Sein begrüßendes Lächeln wurde durch einen Anflug von Schuld geschwächt, als er einen schnellen Blick auf ihre Taille warf. Ihr wäre es lieber gewesen, er hätte weiter aufgeregt dahergeredet über seine Abenteuer, aber ihre Ankunft schien ihn zu ernüchtern, als wäre sie der Geist seines denkwürdigsten Scheiterns beim Bankett seines Sieges.
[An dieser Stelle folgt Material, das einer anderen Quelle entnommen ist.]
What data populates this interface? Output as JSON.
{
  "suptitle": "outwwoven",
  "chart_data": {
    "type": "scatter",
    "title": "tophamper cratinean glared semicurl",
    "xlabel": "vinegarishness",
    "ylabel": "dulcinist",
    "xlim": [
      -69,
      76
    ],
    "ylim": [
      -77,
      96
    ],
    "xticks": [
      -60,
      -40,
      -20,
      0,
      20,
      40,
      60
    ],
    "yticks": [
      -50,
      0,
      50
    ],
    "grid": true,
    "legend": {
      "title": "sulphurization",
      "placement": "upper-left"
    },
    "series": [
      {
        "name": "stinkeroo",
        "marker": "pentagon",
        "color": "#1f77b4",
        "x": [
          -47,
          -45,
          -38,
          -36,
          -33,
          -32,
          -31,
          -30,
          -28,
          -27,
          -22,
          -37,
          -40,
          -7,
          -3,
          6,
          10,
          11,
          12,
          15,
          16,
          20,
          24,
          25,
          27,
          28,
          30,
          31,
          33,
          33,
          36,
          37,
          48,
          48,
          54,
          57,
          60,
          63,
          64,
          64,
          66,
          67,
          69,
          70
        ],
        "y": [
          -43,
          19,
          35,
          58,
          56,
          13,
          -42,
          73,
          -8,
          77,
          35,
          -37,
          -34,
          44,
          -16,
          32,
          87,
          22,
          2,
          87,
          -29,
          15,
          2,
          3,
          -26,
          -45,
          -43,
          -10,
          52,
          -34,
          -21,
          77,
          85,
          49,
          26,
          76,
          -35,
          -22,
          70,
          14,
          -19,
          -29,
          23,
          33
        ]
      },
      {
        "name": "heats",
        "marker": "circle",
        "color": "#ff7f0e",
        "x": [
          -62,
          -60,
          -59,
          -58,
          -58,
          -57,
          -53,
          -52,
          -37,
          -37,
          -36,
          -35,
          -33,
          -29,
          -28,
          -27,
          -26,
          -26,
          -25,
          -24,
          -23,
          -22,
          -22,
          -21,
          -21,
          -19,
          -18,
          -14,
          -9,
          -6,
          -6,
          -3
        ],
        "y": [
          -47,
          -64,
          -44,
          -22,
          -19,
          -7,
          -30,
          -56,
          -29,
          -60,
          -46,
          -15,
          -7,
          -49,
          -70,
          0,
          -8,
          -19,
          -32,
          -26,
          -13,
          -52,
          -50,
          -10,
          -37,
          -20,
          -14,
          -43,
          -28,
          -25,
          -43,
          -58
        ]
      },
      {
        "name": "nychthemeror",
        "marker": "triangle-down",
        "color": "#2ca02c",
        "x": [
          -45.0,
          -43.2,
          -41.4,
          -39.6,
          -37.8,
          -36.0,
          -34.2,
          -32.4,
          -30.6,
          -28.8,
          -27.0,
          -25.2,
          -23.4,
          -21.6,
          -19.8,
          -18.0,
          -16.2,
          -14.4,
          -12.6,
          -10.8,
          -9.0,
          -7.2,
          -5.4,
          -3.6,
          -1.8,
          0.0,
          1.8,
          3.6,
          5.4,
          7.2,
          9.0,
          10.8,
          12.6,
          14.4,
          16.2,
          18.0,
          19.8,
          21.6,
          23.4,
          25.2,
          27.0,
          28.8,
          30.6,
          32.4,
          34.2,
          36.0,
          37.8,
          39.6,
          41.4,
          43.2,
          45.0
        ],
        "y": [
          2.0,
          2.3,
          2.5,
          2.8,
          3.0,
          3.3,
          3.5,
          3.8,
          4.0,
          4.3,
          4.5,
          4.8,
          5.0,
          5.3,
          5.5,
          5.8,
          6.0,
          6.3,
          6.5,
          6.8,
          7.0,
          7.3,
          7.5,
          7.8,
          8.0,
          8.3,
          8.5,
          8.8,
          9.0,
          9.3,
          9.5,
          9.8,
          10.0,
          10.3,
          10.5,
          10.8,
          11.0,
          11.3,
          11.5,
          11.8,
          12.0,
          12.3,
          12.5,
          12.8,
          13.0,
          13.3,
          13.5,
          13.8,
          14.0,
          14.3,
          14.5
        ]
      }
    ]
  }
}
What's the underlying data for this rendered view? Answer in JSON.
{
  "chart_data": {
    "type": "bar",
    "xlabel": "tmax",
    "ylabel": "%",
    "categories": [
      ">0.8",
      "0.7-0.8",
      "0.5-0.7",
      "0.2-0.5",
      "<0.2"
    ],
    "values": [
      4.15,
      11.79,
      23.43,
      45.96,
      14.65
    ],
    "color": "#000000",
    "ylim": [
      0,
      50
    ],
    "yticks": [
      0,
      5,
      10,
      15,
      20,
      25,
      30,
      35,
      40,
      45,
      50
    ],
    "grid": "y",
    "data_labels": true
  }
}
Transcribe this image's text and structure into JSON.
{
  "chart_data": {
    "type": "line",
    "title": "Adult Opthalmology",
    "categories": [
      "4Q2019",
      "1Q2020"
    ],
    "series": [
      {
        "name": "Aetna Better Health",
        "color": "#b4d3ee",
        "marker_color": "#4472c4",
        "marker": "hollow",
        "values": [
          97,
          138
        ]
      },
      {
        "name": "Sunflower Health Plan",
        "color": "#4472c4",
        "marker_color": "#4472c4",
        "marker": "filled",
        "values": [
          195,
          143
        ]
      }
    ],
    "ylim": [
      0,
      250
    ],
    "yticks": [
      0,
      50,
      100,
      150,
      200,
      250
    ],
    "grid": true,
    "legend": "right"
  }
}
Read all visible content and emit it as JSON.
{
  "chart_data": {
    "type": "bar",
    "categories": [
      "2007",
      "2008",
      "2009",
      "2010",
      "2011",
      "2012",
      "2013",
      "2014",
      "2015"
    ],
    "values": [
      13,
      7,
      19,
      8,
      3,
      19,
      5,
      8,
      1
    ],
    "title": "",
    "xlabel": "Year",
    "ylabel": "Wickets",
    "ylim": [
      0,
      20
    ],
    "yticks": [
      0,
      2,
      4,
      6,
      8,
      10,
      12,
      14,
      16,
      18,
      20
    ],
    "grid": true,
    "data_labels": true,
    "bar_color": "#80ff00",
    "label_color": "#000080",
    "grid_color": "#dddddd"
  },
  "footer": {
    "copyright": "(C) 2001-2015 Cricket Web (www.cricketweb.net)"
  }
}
»Es ist wunderbar, Sie beide zu sehen, Simon, Admiral.« Sie nickten sich grüßend zu, Kanzian schickte sich an, aufzustehen, ihm wurde aber von allen bedeutet, sich wieder zu setzen, woraufhin er verwirrt die Lippen verzog. Aral machte ihr ein Zeichen, sie solle sich neben ihn setzen.

Illyan setzte seinen Bericht in einer gestraffteren Weise fort. Seine vergangenen zwei Wochen Versteckspiel mit Vordarians Leuten schienen Cordelias Erlebnissen zu entsprechen, allerdings vor dem weit komplexeren Hintergrund der besetzten Hauptstadt. Aber Cordelia erkannte hinter seinen einfachen Worten die vertrauten Schrecken. Er brachte seine Erzählung schnell zum gegenwärtigen Augenblick. Kanzian nickte gelegentlich bestätigend.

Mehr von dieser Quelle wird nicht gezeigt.